Jalapeno popper chicken recipe

This is another recipe that I made a loooong time ago and haven't made it since. Not for lack of love, because we did love it. I think what has happened was when we made it the recipe called for 2 teaspoons of taco seasoning and this was when Eric was new to his soux chef duties and I had turned my back and oops, he dumped the whole seasoning packet into the breadcrumbs. So the chicken basically tasted like a taco and I think it turned us off to it a little bit. But I am so ready to give it another go, because this is a yummy dinner.

What you'll need:
2 chicken breasts
2 tsp taco seasoning
1/2 cup panko
2 tsp canola oil
1 egg
2 oz cream cheese
1/4 cup shredded cheddar cheese
1-2 jalapenos, seeds removed

1. Preheat oven to 375 degrees and prepare a baking dish by setting a greased bakers rack over a baking sheet.
2. In a skillet over medium heat add panko and oil and stir until panko begins to brown and get crispy.

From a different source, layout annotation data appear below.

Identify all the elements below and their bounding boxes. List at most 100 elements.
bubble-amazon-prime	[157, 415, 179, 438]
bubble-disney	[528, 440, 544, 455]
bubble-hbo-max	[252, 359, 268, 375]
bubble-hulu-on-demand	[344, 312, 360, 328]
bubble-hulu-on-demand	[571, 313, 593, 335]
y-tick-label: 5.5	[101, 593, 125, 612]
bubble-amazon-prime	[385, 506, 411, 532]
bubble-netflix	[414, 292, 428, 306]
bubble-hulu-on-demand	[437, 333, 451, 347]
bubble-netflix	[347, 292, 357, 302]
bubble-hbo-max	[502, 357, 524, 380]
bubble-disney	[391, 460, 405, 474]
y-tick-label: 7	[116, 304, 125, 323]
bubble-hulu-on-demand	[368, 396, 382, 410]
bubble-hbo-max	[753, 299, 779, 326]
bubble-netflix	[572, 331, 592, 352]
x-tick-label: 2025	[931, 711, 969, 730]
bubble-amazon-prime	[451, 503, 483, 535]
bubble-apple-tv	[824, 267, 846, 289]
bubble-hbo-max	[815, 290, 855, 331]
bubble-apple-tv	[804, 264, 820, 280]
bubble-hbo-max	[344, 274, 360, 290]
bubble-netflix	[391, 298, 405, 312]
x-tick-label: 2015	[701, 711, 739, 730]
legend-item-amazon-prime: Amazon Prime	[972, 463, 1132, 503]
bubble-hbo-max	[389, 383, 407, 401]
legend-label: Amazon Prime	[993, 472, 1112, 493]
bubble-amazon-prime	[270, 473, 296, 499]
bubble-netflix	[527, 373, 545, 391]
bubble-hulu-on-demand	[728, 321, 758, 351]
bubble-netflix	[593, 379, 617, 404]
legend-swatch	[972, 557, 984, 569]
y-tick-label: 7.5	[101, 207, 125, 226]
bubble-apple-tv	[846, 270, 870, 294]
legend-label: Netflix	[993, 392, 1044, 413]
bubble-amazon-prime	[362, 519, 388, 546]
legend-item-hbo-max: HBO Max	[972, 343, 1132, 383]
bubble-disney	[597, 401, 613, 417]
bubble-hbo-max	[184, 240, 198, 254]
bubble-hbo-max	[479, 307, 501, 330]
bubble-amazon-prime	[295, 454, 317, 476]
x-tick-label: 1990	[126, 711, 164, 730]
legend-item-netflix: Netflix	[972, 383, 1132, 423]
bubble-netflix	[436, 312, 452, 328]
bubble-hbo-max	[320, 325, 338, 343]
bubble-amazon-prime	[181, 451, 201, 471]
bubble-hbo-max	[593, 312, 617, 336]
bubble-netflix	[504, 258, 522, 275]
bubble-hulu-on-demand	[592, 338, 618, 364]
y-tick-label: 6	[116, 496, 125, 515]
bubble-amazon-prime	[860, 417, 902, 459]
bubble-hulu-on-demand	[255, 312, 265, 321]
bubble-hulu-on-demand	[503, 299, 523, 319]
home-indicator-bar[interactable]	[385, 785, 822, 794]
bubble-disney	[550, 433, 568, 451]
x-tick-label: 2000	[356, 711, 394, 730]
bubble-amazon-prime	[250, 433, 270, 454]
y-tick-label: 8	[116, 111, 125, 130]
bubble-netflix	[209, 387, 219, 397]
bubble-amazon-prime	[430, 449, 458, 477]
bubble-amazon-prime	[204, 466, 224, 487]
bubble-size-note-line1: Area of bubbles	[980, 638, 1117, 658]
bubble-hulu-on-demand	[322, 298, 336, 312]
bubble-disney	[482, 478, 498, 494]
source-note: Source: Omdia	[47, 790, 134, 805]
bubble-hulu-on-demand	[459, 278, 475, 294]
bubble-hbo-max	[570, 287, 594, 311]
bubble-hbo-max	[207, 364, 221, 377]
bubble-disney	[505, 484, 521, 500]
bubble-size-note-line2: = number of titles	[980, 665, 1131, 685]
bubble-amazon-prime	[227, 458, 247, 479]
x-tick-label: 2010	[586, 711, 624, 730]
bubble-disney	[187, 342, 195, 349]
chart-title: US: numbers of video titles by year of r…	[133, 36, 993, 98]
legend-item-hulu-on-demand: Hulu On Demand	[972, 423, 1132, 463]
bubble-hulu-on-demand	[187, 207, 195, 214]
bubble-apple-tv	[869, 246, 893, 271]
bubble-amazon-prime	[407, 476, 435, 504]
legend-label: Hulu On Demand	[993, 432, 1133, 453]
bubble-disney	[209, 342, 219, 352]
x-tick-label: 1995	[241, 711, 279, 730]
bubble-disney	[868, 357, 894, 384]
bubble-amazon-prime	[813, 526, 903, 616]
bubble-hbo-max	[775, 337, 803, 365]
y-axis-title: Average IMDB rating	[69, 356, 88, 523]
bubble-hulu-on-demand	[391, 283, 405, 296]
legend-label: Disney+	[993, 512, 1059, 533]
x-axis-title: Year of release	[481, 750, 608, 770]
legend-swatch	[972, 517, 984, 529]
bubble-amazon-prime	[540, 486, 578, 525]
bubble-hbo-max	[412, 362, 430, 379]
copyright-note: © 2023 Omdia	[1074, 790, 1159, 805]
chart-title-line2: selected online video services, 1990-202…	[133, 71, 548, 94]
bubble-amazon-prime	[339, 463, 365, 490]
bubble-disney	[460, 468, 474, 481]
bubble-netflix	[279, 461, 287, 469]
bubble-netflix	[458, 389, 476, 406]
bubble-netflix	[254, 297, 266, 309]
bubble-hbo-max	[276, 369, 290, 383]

Remove from heat and add taco seasoning, stir to combine.
3. In a shallow bowl beat your egg. In another small bowl combine your cream cheese, cheddar cheese, and jalapenos. Cut a small pocket into the sides of the chicken breasts, almost butterflying the chicken and stuff the cheese mixture into the breasts. Secure opening with toothpick if needed.
4. Dip the stuffed chicken breasts in the egg and the roll through the panko mixture, coating all surfaces. Place breasts on the prepared baking rack and put into oven for 25-30 minutes until chicken is cooked through.

Like I said, this recipe is really a winner and easy to make. Just make sure you don't dump the whole taco seasoning packet in!